For example, Carvalho e Melo's rivals, the Távora family, accused of attempting to assassinate the king, were tried and sentenced to public execution. A Jesuit priest, Gabriel Malagrida was closely associated with the Távoras, and also well known within the royal family especially with Queen Mariana Vítoria who had requested his return to Lisbon from Brazil. Both factors caught the minister's eye, as did his reaction to the 1755 Lisbon Earthquake which he said had occurred because of God's anger about the level of immorality in the city. Accused of high treason with regard to the Távora affair, he had to be tried by the Inquisition, but no guilt was established.

At that time Carvalho e Mendonça was not in office, but was promptly appointed by his brother in place of the existing Inquisitor General. Malagrida was tried again on charges of heresy, found guilty and sentenced for execution.

The expulsion of the Society of Jesus was largely achieved by Carvalho e Melo after he had persuaded Pope Benedict XIV to investigate various accusations. The pope himself was reluctant but went through the motions of initiating the investigation with the proviso that all findings be sent only to him. He died before the report was prepared.

Portugal was only one of several countries in which the Jesuits were being investigated and Benedict XIV was succeeded by Pope Clement XIII who defended them in the papal bull Apostolicum pascendi of 1765, and then Pope Clement XIV who suppressed them in the papal bull Dominus ac Redemptor of 1773.

Carvalho e Melo, however, did not wait on any papal response. At the beginning of 1759, he had the Jesuit's property in the Portuguese dominions sequestered, and by the end of the same year he had all Jesuits of Portuguese birth deported while those of foreign blood were kept in prison, many of them later being tried by the Inquisition and executed.

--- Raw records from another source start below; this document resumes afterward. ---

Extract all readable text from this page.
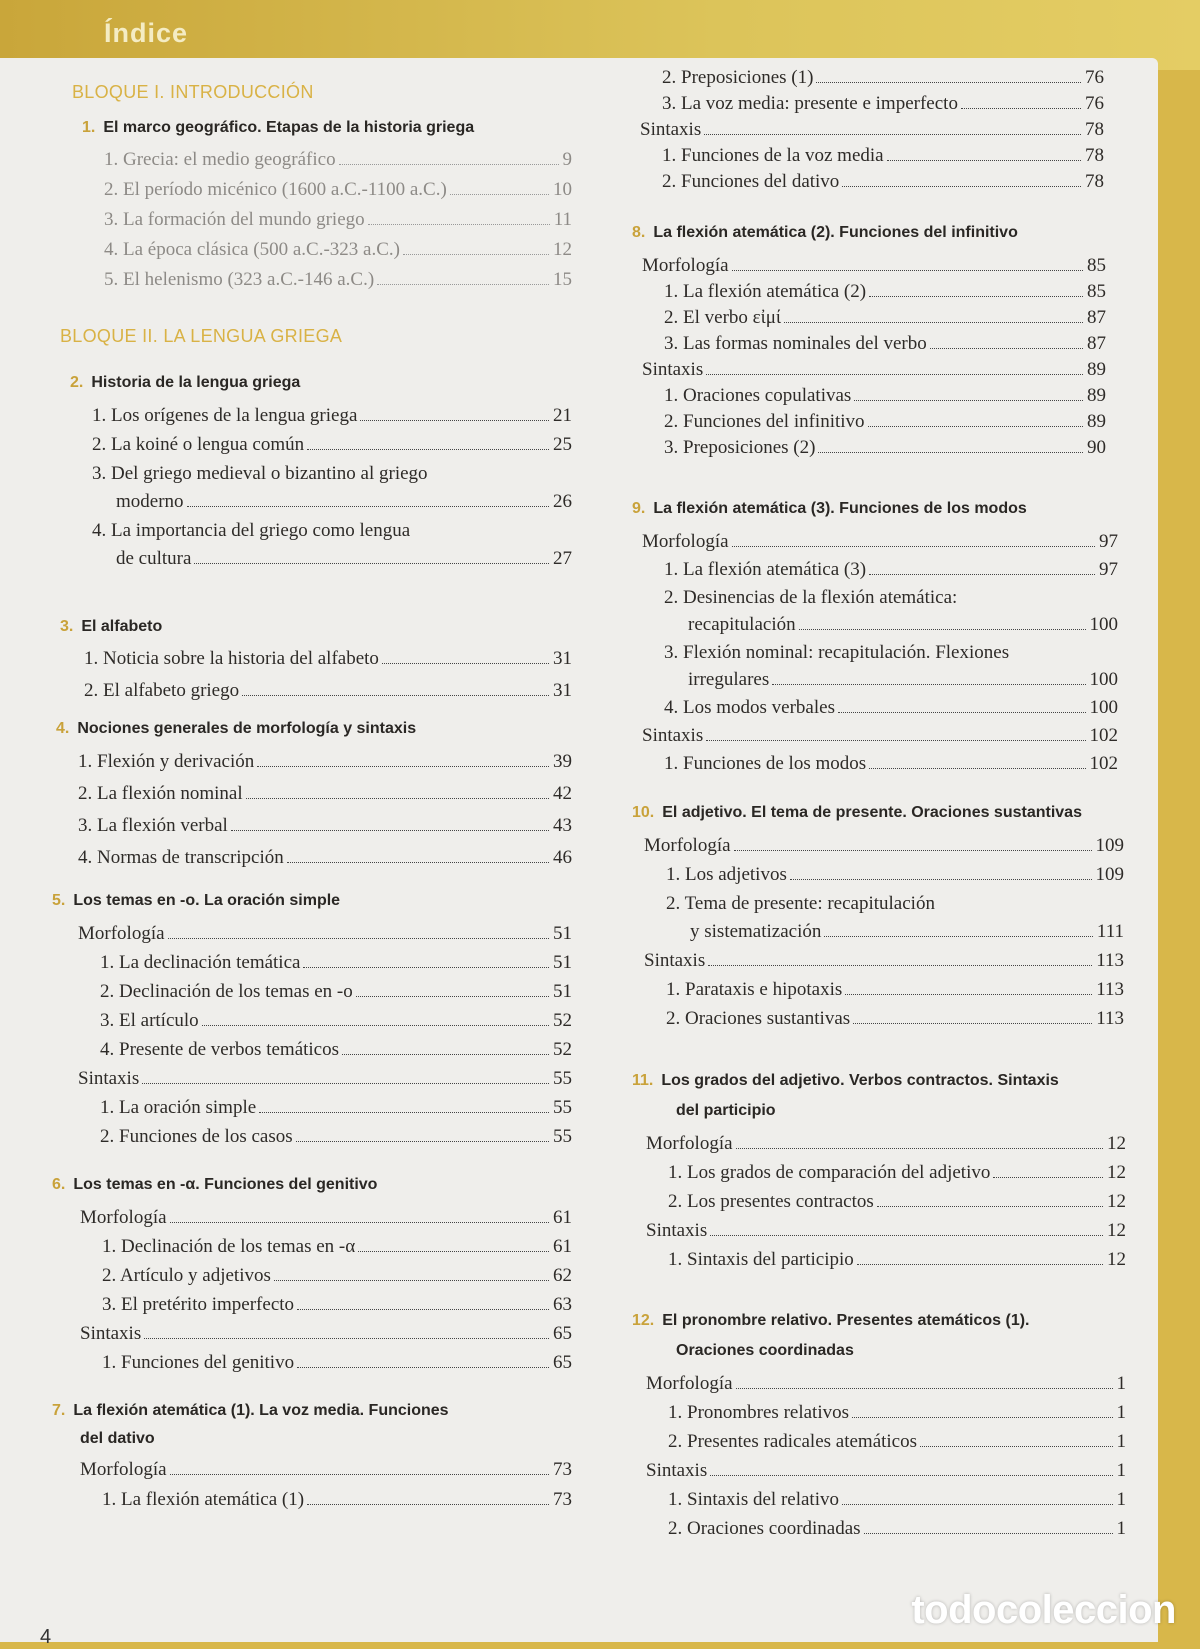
Índice
BLOQUE I. INTRODUCCIÓN
1. El marco geográfico. Etapas de la historia griega
1. Grecia: el medio geográfico	9
2. El período micénico (1600 a.C.-1100 a.C.)	10
3. La formación del mundo griego	11
4. La época clásica (500 a.C.-323 a.C.)	12
5. El helenismo (323 a.C.-146 a.C.)	15
BLOQUE II. LA LENGUA GRIEGA
2. Historia de la lengua griega
1. Los orígenes de la lengua griega	21
2. La koiné o lengua común	25
3. Del griego medieval o bizantino al griego
moderno	26
4. La importancia del griego como lengua
de cultura	27
3. El alfabeto
1. Noticia sobre la historia del alfabeto	31
2. El alfabeto griego	31
4. Nociones generales de morfología y sintaxis
1. Flexión y derivación	39
2. La flexión nominal	42
3. La flexión verbal	43
4. Normas de transcripción	46
5. Los temas en -ο. La oración simple
Morfología	51
1. La declinación temática	51
2. Declinación de los temas en -ο	51
3. El artículo	52
4. Presente de verbos temáticos	52
Sintaxis	55
1. La oración simple	55
2. Funciones de los casos	55
6. Los temas en -α. Funciones del genitivo
Morfología	61
1. Declinación de los temas en -α	61
2. Artículo y adjetivos	62
3. El pretérito imperfecto	63
Sintaxis	65
1. Funciones del genitivo	65
7. La flexión atemática (1). La voz media. Funciones
del dativo
Morfología	73
1. La flexión atemática (1)	73
2. Preposiciones (1)	76
3. La voz media: presente e imperfecto	76
Sintaxis	78
1. Funciones de la voz media	78
2. Funciones del dativo	78
8. La flexión atemática (2). Funciones del infinitivo
Morfología	85
1. La flexión atemática (2)	85
2. El verbo εἰμί	87
3. Las formas nominales del verbo	87
Sintaxis	89
1. Oraciones copulativas	89
2. Funciones del infinitivo	89
3. Preposiciones (2)	90
9. La flexión atemática (3). Funciones de los modos
Morfología	97
1. La flexión atemática (3)	97
2. Desinencias de la flexión atemática:
recapitulación	100
3. Flexión nominal: recapitulación. Flexiones
irregulares	100
4. Los modos verbales	100
Sintaxis	102
1. Funciones de los modos	102
10. El adjetivo. El tema de presente. Oraciones sustantivas
Morfología	109
1. Los adjetivos	109
2. Tema de presente: recapitulación
y sistematización	111
Sintaxis	113
1. Parataxis e hipotaxis	113
2. Oraciones sustantivas	113
11. Los grados del adjetivo. Verbos contractos. Sintaxis
del participio
Morfología	12
1. Los grados de comparación del adjetivo	12
2. Los presentes contractos	12
Sintaxis	12
1. Sintaxis del participio	12
12. El pronombre relativo. Presentes atemáticos (1).
Oraciones coordinadas
Morfología	1
1. Pronombres relativos	1
2. Presentes radicales atemáticos	1
Sintaxis	1
1. Sintaxis del relativo	1
2. Oraciones coordinadas	1
4
todocoleccion
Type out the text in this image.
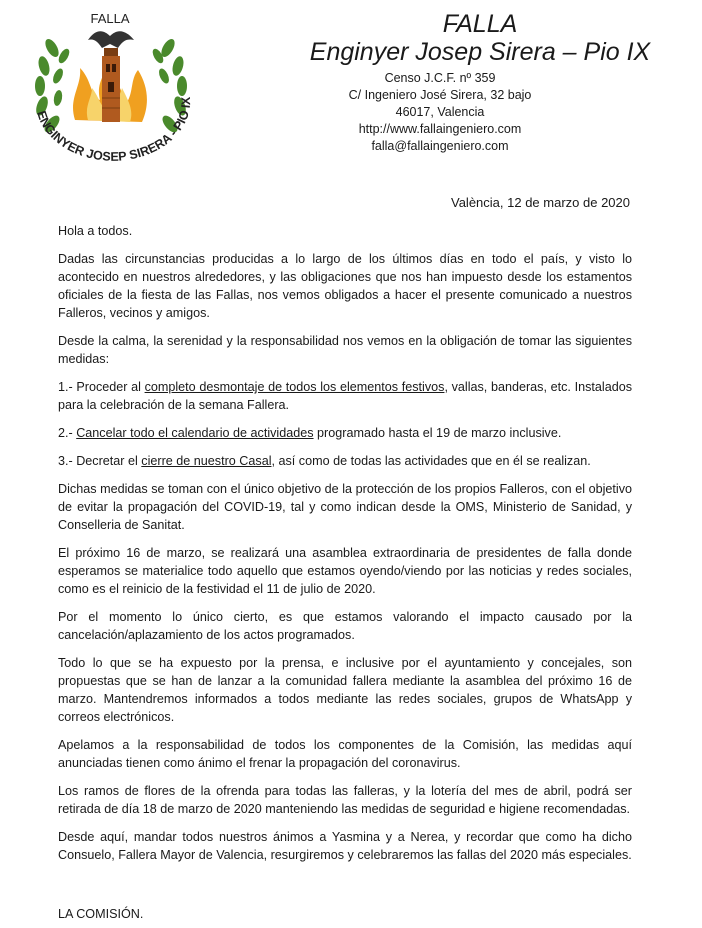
FALLA
ENGINYER JOSEP SIRERA - PIO IX

FALLA

Enginyer Josep Sirera – Pio IX

Censo J.C.F. nº 359
C/ Ingeniero José Sirera, 32 bajo
46017, Valencia
http://www.fallaingeniero.com
falla@fallaingeniero.com
València, 12 de marzo de 2020

Hola a todos.

Dadas las circunstancias producidas a lo largo de los últimos días en todo el país, y visto lo acontecido en nuestros alrededores, y las obligaciones que nos han impuesto desde los estamentos oficiales de la fiesta de las Fallas, nos vemos obligados a hacer el presente comunicado a nuestros Falleros, vecinos y amigos.

Desde la calma, la serenidad y la responsabilidad nos vemos en la obligación de tomar las siguientes medidas:

1.- Proceder al completo desmontaje de todos los elementos festivos, vallas, banderas, etc. Instalados para la celebración de la semana Fallera.

2.- Cancelar todo el calendario de actividades programado hasta el 19 de marzo inclusive.

3.- Decretar el cierre de nuestro Casal, así como de todas las actividades que en él se realizan.

Dichas medidas se toman con el único objetivo de la protección de los propios Falleros, con el objetivo de evitar la propagación del COVID-19, tal y como indican desde la OMS, Ministerio de Sanidad, y Conselleria de Sanitat.

El próximo 16 de marzo, se realizará una asamblea extraordinaria de presidentes de falla donde esperamos se materialice todo aquello que estamos oyendo/viendo por las noticias y redes sociales, como es el reinicio de la festividad el 11 de julio de 2020.

Por el momento lo único cierto, es que estamos valorando el impacto causado por la cancelación/aplazamiento de los actos programados.

Todo lo que se ha expuesto por la prensa, e inclusive por el ayuntamiento y concejales, son propuestas que se han de lanzar a la comunidad fallera mediante la asamblea del próximo 16 de marzo. Mantendremos informados a todos mediante las redes sociales, grupos de WhatsApp y correos electrónicos.

Apelamos a la responsabilidad de todos los componentes de la Comisión, las medidas aquí anunciadas tienen como ánimo el frenar la propagación del coronavirus.

Los ramos de flores de la ofrenda para todas las falleras, y la lotería del mes de abril, podrá ser retirada de día 18 de marzo de 2020 manteniendo las medidas de seguridad e higiene recomendadas.

Desde aquí, mandar todos nuestros ánimos a Yasmina y a Nerea, y recordar que como ha dicho Consuelo, Fallera Mayor de Valencia, resurgiremos y celebraremos las fallas del 2020 más especiales.

LA COMISIÓN.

Likewise in 1759 the king issued a decree suppressing the Jesuits in Portugal.

Carvalho e Mendonça's elevation to the cardinalate was recommended by the king to Clement XIV who granted it in pectore in December 1769 and announced in January 1770. However, the candidate had already died before the news reached Lisbon.

Paulo António de Carvalho died on January 17, 1770, at the age of 67 years and was buried in the Church of Our Lady of Mercy (Portuguese: Igreja Paroquial de Nossa Senhora das Mercês), Mercês.